Ultrafast laser-induced coherent spin dynamics in ferromagnetic Ga1-xMnxAs/GaAs structures

Ultrafast pump-probe magneto-optical spectroscopy is used to study coherent spin dynamics in ferromagnetic semiconductor Ga1-xMnxAs systems at excitation photon energies E-ph both above and below the band gap E-g of GaAs. Above E-g, the temporal Kerr rotation signal is found to be strongly dependent on pump photon polarization. This polarization dependence, persisting to room temperature, is attributed to spins of electrons photoexcited to the conduction band, and disappears for E-ph < E-g.

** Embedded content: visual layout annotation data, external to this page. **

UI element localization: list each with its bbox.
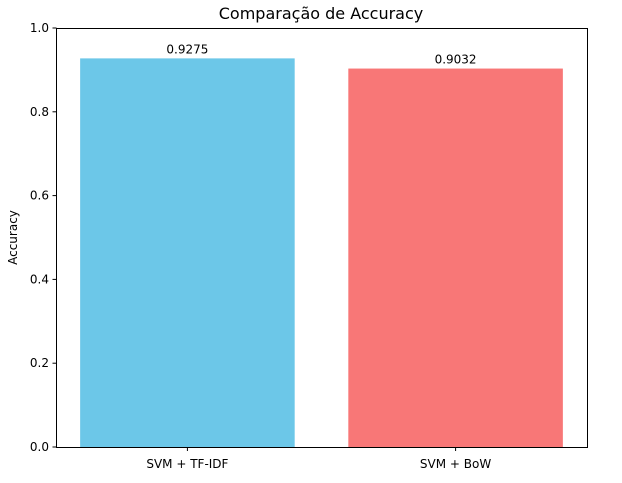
x-axis-ticks: SVM + TF-IDF SVM + BoW xyxy=(146,447,491,471)
y-tick-label-5: 1.0 xyxy=(30,21,49,35)
x-tick-label-1: SVM + BoW xyxy=(420,457,491,471)
y-axis-ticks: 0.0 0.2 0.4 0.6 0.8 1.0 xyxy=(30,21,57,454)
x-tick-label-0: SVM + TF-IDF xyxy=(146,457,228,471)
y-tick-label-3: 0.6 xyxy=(30,189,49,203)
plot-frame xyxy=(56,28,588,448)
y-axis-label: Accuracy xyxy=(6,210,20,265)
bars-group xyxy=(80,58,563,447)
y-tick-label-0: 0.0 xyxy=(30,440,49,454)
data-labels-group: 0.9275 0.9032 xyxy=(166,42,476,66)
data-label-1: 0.9032 xyxy=(435,53,477,67)
data-label-0: 0.9275 xyxy=(166,42,208,56)
y-tick-label-4: 0.8 xyxy=(30,105,49,119)
bar-0 xyxy=(80,58,295,447)
y-tick-label-1: 0.2 xyxy=(30,356,49,370)
y-tick-label-2: 0.4 xyxy=(30,272,49,286)
chart-title: Comparação de Accuracy xyxy=(219,4,424,23)
bar-1 xyxy=(348,68,563,447)
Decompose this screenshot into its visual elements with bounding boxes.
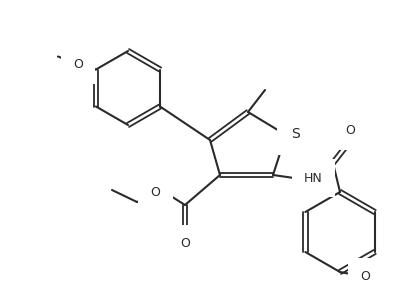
Text: O: O: [345, 124, 355, 137]
Text: S: S: [291, 127, 299, 141]
Text: O: O: [180, 237, 190, 250]
Text: O: O: [360, 271, 370, 283]
Text: HN: HN: [304, 171, 323, 184]
Text: O: O: [73, 58, 83, 71]
Text: O: O: [150, 186, 160, 199]
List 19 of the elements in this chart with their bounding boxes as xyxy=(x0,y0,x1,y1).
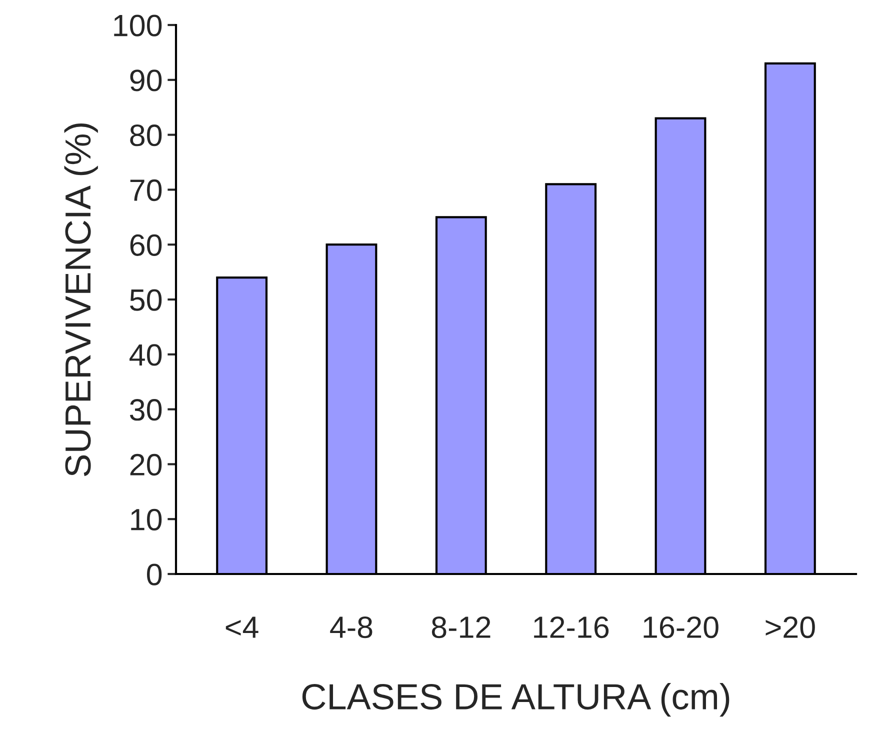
y-tick-label: 50 xyxy=(130,289,162,311)
y-axis-title: SUPERVIVENCIA (%) xyxy=(64,123,98,476)
y-tick-label: 60 xyxy=(130,234,162,256)
x-tick-label: 4-8 xyxy=(330,616,372,638)
x-tick-label: 12-16 xyxy=(534,616,609,638)
x-tick-label: <4 xyxy=(226,616,258,638)
y-tick-label: 80 xyxy=(130,124,162,146)
x-tick-label: 16-20 xyxy=(644,616,718,638)
y-tick-label: 0 xyxy=(147,564,162,586)
y-tick-label: 70 xyxy=(130,179,162,202)
y-tick-label: 90 xyxy=(130,70,162,92)
y-tick-label: 30 xyxy=(130,399,162,421)
y-tick-label: 20 xyxy=(130,454,162,476)
y-tick-label: 40 xyxy=(130,344,162,366)
x-tick-label: >20 xyxy=(766,616,815,638)
y-tick-label: 10 xyxy=(131,508,162,530)
x-tick-label: 8-12 xyxy=(432,616,490,638)
x-axis-title: CLASES DE ALTURA (cm) xyxy=(302,683,730,717)
y-tick-label: 100 xyxy=(114,14,162,36)
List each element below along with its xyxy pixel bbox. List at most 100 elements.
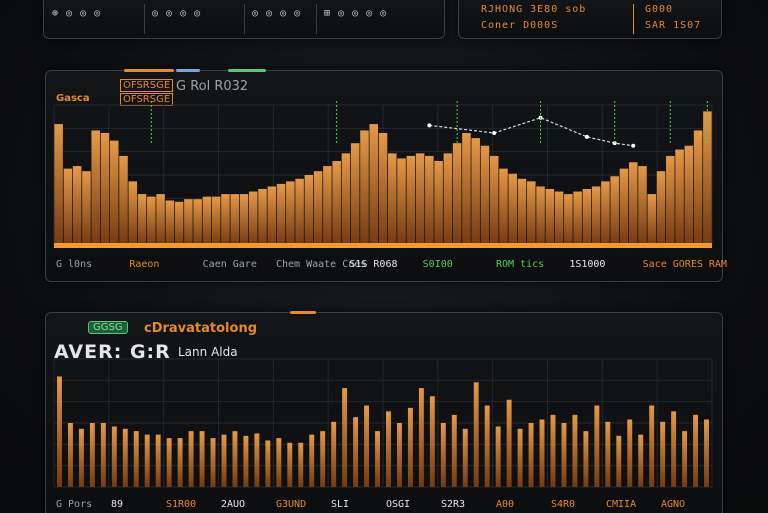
footer-item: 2AUO — [221, 499, 246, 510]
chart-bar — [137, 194, 147, 245]
chart-bar — [144, 434, 150, 487]
footer-item: Raeon — [129, 259, 160, 270]
chart-bar — [202, 196, 212, 245]
tab-marker — [176, 69, 200, 72]
chart-bar — [527, 181, 536, 245]
chart-bar — [660, 421, 666, 487]
chart-bar — [211, 196, 221, 245]
chart-bar — [375, 431, 380, 487]
ticker-line: RJHONG 3E80 sob — [481, 4, 587, 15]
chart-bar — [221, 194, 230, 245]
chart-bar — [452, 143, 462, 245]
chart-bar — [156, 194, 165, 245]
chart-bar — [704, 419, 709, 487]
footer-item: G Pors — [56, 499, 93, 510]
top-ticker-right: RJHONG 3E80 sob Coner D000S G000 SAR 1S0… — [458, 0, 722, 39]
ticker-line: SAR 1S07 — [645, 20, 702, 31]
chart-bar — [119, 155, 128, 245]
chart-bar — [122, 428, 128, 487]
chart-badge-boxed: OFSRSGE — [120, 79, 174, 92]
chart-bar — [265, 440, 271, 487]
overlay-point — [584, 134, 589, 139]
chart-bar — [462, 428, 468, 487]
chart-bar — [484, 405, 490, 487]
ticker-flag: G000 — [645, 4, 674, 15]
chart-bar — [583, 431, 589, 487]
top-ticker-left: ⊕ ◎ ◎ ◎ ◎ ◎ ◎ ◎ ◎ ◎ ◎ ◎ ⊞ ◎ ◎ ◎ ◎ — [43, 0, 445, 39]
chart-bar — [111, 426, 117, 487]
footer-item: S2R3 — [441, 499, 466, 510]
footer-item: AGNO — [661, 499, 686, 510]
chart-bar — [342, 388, 348, 487]
chart-bar — [517, 428, 523, 487]
overlay-point — [492, 131, 497, 135]
chart-bar — [473, 382, 479, 487]
overlay-point — [427, 123, 432, 128]
chart-bar — [199, 431, 205, 487]
chart-title: G Rol R032 — [176, 79, 249, 94]
chart-bar — [573, 191, 582, 245]
chart-bar — [397, 158, 406, 245]
tab-marker — [228, 69, 266, 72]
chart-bar — [499, 168, 508, 245]
chart-bar — [572, 414, 578, 487]
chart-bar — [267, 186, 277, 245]
chart-bar — [313, 171, 323, 245]
chart-bar — [671, 411, 677, 487]
chart-bar — [323, 166, 332, 245]
chart-bar — [109, 140, 119, 245]
chart-bar — [72, 166, 82, 245]
chart-bar — [616, 435, 622, 487]
footer-item: G3UND — [276, 499, 307, 510]
chart-bar — [350, 143, 360, 245]
chart-bar — [360, 130, 369, 245]
bar-chart-bottom — [53, 358, 713, 488]
chart-bar — [54, 124, 63, 245]
chart-bar — [415, 153, 425, 245]
chart-bar — [221, 434, 227, 487]
chart-bar — [489, 155, 499, 245]
chart-bar — [133, 431, 139, 487]
chart-bar — [656, 171, 666, 245]
chart-bar — [177, 438, 183, 487]
chart-bar — [550, 414, 556, 487]
chart-bar — [675, 149, 684, 245]
chart-bar — [100, 423, 106, 487]
chart-bar — [443, 153, 453, 245]
chart-bar — [536, 186, 545, 245]
chart-bar — [682, 431, 688, 487]
chart-bar — [591, 186, 601, 245]
chart-bar — [564, 194, 573, 245]
chart-bar — [388, 153, 397, 245]
chart-bar — [462, 133, 471, 245]
chart-bar — [82, 171, 91, 245]
chart-bar — [528, 423, 534, 487]
chart-bar — [406, 155, 416, 245]
chart-bar — [332, 161, 341, 245]
chart-bar — [67, 423, 73, 487]
chart-bar — [703, 111, 712, 245]
chart-bar — [243, 435, 249, 487]
footer-item: A00 — [496, 499, 515, 510]
chart-bar — [693, 414, 699, 487]
chart-bar — [407, 407, 413, 487]
chart-title: AVER: G:R — [54, 341, 171, 363]
chart-bar — [155, 434, 161, 487]
chart-bar — [638, 166, 647, 245]
chart-bar — [188, 431, 194, 487]
divider — [144, 4, 145, 34]
chart-bar — [147, 196, 156, 245]
chart-bar — [128, 181, 138, 245]
footer-item: 1S1000 — [569, 259, 606, 270]
chart-bar — [210, 438, 216, 487]
chart-bar — [506, 399, 512, 487]
chart-bar — [582, 189, 592, 245]
chart-bar — [684, 145, 694, 245]
chart-bar — [425, 155, 434, 245]
footer-item: CMIIA — [606, 499, 637, 510]
chart-bar — [554, 191, 564, 245]
chart-bar — [341, 153, 351, 245]
chart-bar — [276, 183, 286, 245]
chart-bar — [165, 200, 175, 245]
chart-bar — [594, 405, 600, 487]
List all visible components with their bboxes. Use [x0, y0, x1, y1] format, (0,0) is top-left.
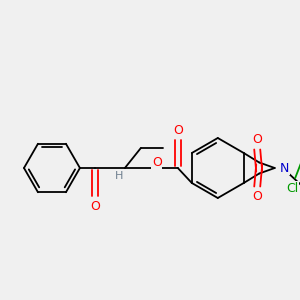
Text: O: O [173, 124, 183, 136]
Text: O: O [152, 155, 162, 169]
Text: H: H [115, 171, 123, 181]
Text: Cl: Cl [286, 182, 298, 194]
Text: O: O [90, 200, 100, 212]
Text: N: N [280, 161, 289, 175]
Text: O: O [252, 190, 262, 203]
Text: O: O [252, 133, 262, 146]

Below the Curie temperature T-C of the Ga1-xMnxAs samples, the temporal Kerr rotation acquires an additional oscillatory component with a period of the order of 100 ps, attributed to the precession of the ferromagnetically coupled Mn spins. This precession is observed for excitation both above and below E-g, regardless of the pump polarization states. The detailed characteristics of this ferromagnetic precession are discussed in terms of the Landau-Lifshitz-Gilbert model. In discussing the observed results, special attention is given to the process of the magnetization precession due to excitation of the pump, to its dependence on the pump intensity, and ambient temperature, and to the relationship between the damping of the magnetization precession and the defects characteristic of ferromagnetic GaMnAs.